Maybe the pizza burger
wasn't such a good idea. Struggling fast food giant Burger King is
selling itself to 3G Capital for approximately $3.26 billion. The buyer
is an investment firm that owns stakes in Anheuser-Busch InBev, a large
retailer in Latin America and a sizable railroad company also in Latin
America. According to Reuters
"The company is struggling with weak demand amid a sluggish economic
recovery and persistently high unemployment." What happened to BK and
where is it headed?
- Here's BK's Problem, writes The Economist:
"Among other things, BK has always had a higher proportion of sales to
young men, who have been hit especially hard by the recession.
McDonald's, by contrast, has for several years wooed women and older
people with relatively healthy salads and drinkable coffee.
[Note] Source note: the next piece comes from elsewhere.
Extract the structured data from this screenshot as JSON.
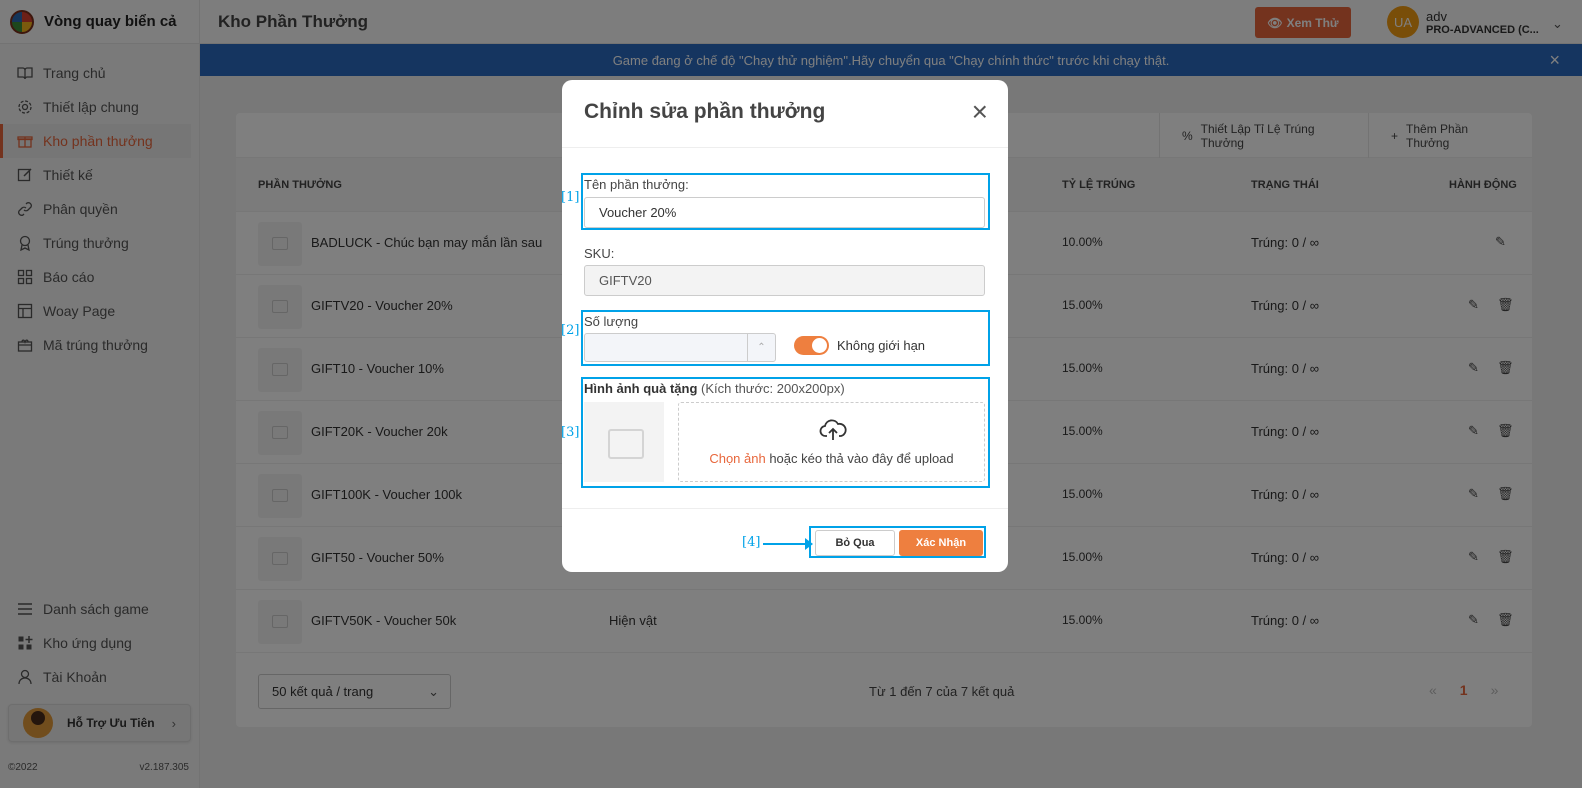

BK has
struggled to follow suit. At the same time, it has had to contend with
angry shareholders, as the rising cost of beef and other ingredients has
clobbered its profits. BK may also have cannibalised its existing sales
by offering value meals that were a bit too irresistible."
- They Paid to Much Attention to 'Super Fans,' writes The Wall Street Journal: "Franchisees
and analysts blame the chain's problems on scant menu development,
flawed pricing and an overworked strategy of focusing on so-called super
fans, people aged 18 to 34 years old who account for half of all visits
to Burger King outlets but have been disproportionately hurt by the
economic slump." Catering to those fans resulted in the "creepy king"
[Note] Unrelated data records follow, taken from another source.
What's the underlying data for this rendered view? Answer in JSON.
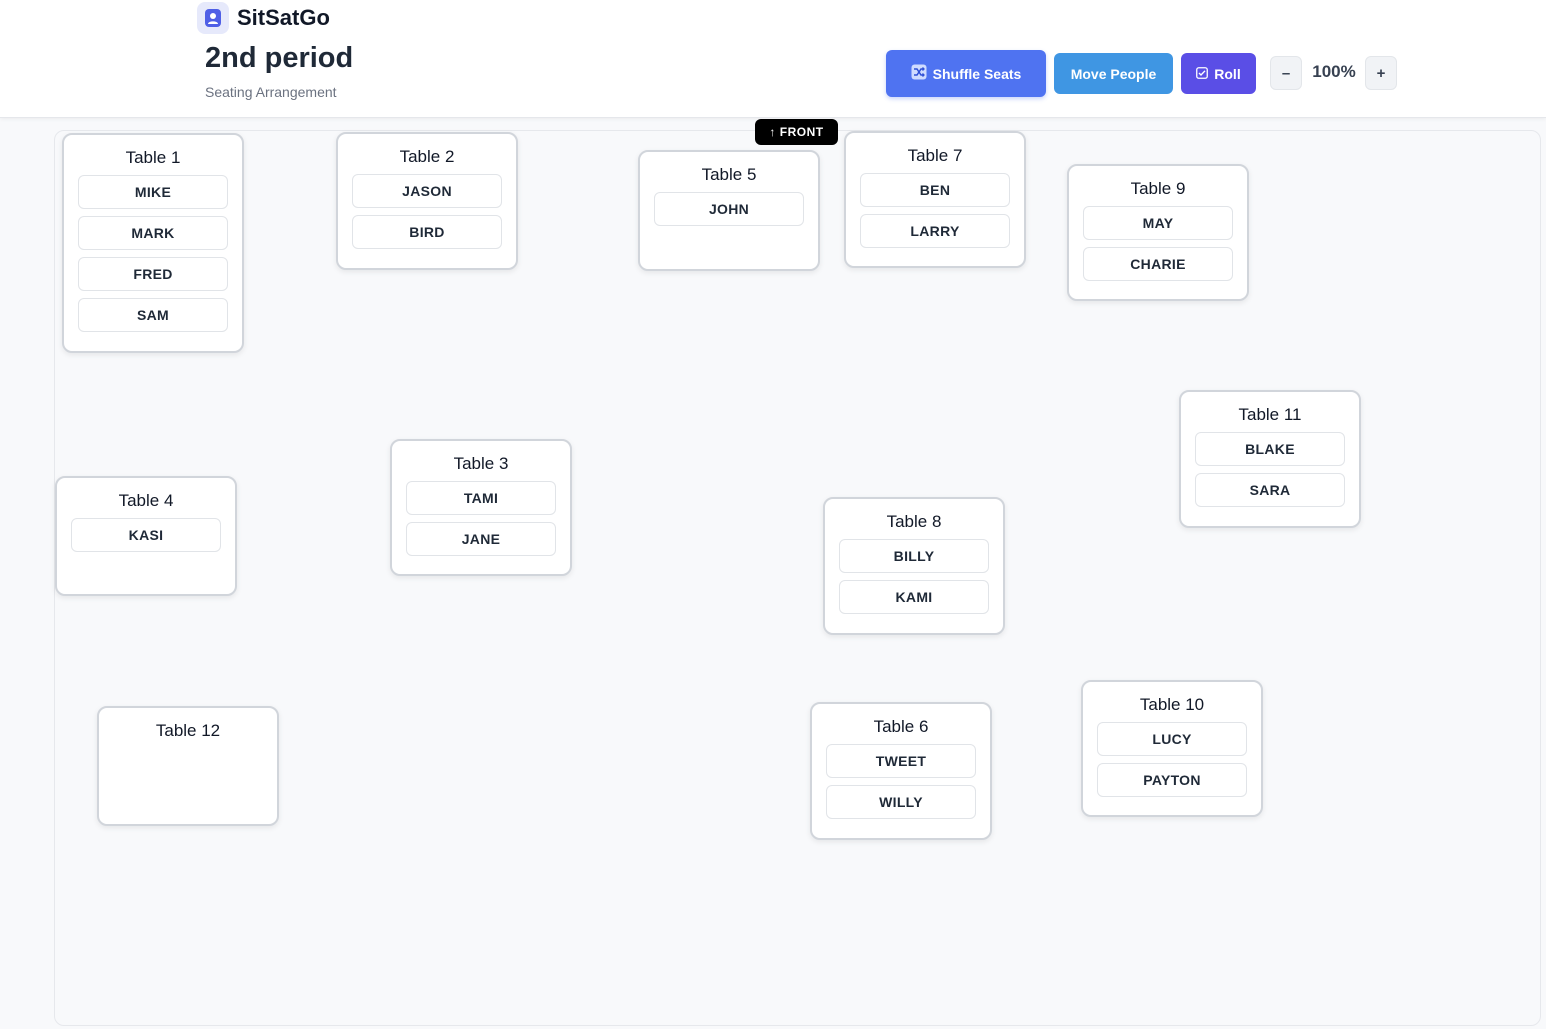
{
  "app": {
    "name": "SitSatGo"
  },
  "page": {
    "title": "2nd period",
    "subtitle": "Seating Arrangement"
  },
  "toolbar": {
    "shuffle_label": "Shuffle Seats",
    "move_label": "Move People",
    "roll_label": "Roll",
    "zoom_minus": "–",
    "zoom_level": "100%",
    "zoom_plus": "+"
  },
  "room": {
    "front_label": "↑ FRONT"
  },
  "tables": [
    {
      "name": "Table 1",
      "seats": [
        "MIKE",
        "MARK",
        "FRED",
        "SAM"
      ]
    },
    {
      "name": "Table 2",
      "seats": [
        "JASON",
        "BIRD"
      ]
    },
    {
      "name": "Table 5",
      "seats": [
        "JOHN"
      ]
    },
    {
      "name": "Table 7",
      "seats": [
        "BEN",
        "LARRY"
      ]
    },
    {
      "name": "Table 9",
      "seats": [
        "MAY",
        "CHARIE"
      ]
    },
    {
      "name": "Table 11",
      "seats": [
        "BLAKE",
        "SARA"
      ]
    },
    {
      "name": "Table 4",
      "seats": [
        "KASI"
      ]
    },
    {
      "name": "Table 3",
      "seats": [
        "TAMI",
        "JANE"
      ]
    },
    {
      "name": "Table 8",
      "seats": [
        "BILLY",
        "KAMI"
      ]
    },
    {
      "name": "Table 12",
      "seats": []
    },
    {
      "name": "Table 6",
      "seats": [
        "TWEET",
        "WILLY"
      ]
    },
    {
      "name": "Table 10",
      "seats": [
        "LUCY",
        "PAYTON"
      ]
    }
  ],
  "colors": {
    "shuffle": "#4f73f1",
    "move": "#3f96e3",
    "roll": "#5a4ee6",
    "brand_icon": "#4f5fe6"
  }
}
advertisements attempting to convey hipness, notes Frank James at NPR.
- Could Be a Big Opportunity, writes Jenara Nerenberg at Fast Company: "3G previously had a 6.7 percent stake
in Wendy's, and 3G's principals (a trio of wealthy Brazilians) are also
largely responsible for the merger of InBev and Anheuser-Busch. The
buyout is viewed by Burger King as a 'turnaround opportunity, one that
draws upon the operational expertise gained in its beer and retail
investments.'" The Associated Press
agrees: "Being acquired by an owner with deep pockets could give Burger
King some financial breathing room to refresh its restaurants and
expand internationally after years of playing follow-the-leader with
- BK Leadership Has Been Constantly Shifting, adds
The Economist: "BK is used to changes in ownership. It went from being
part of Pillsbury, a food company, to Grand Metropolitan, a British
conglomerate, then to Diageo, a drinks giant. In 2002 it was sold to a
group of private-equity investors: TPG, Bain Capital and Goldman Sachs.
They did a fair job, improving sales with better marketing. They also
helped turn around the most troubled of the franchisees who operate most
BK restaurants. In 2006 BK floated its shares again. Its bosses may
hope that going private once more will protect them from short-term
stockmarket pressures while they ponder how to beat McDonald's."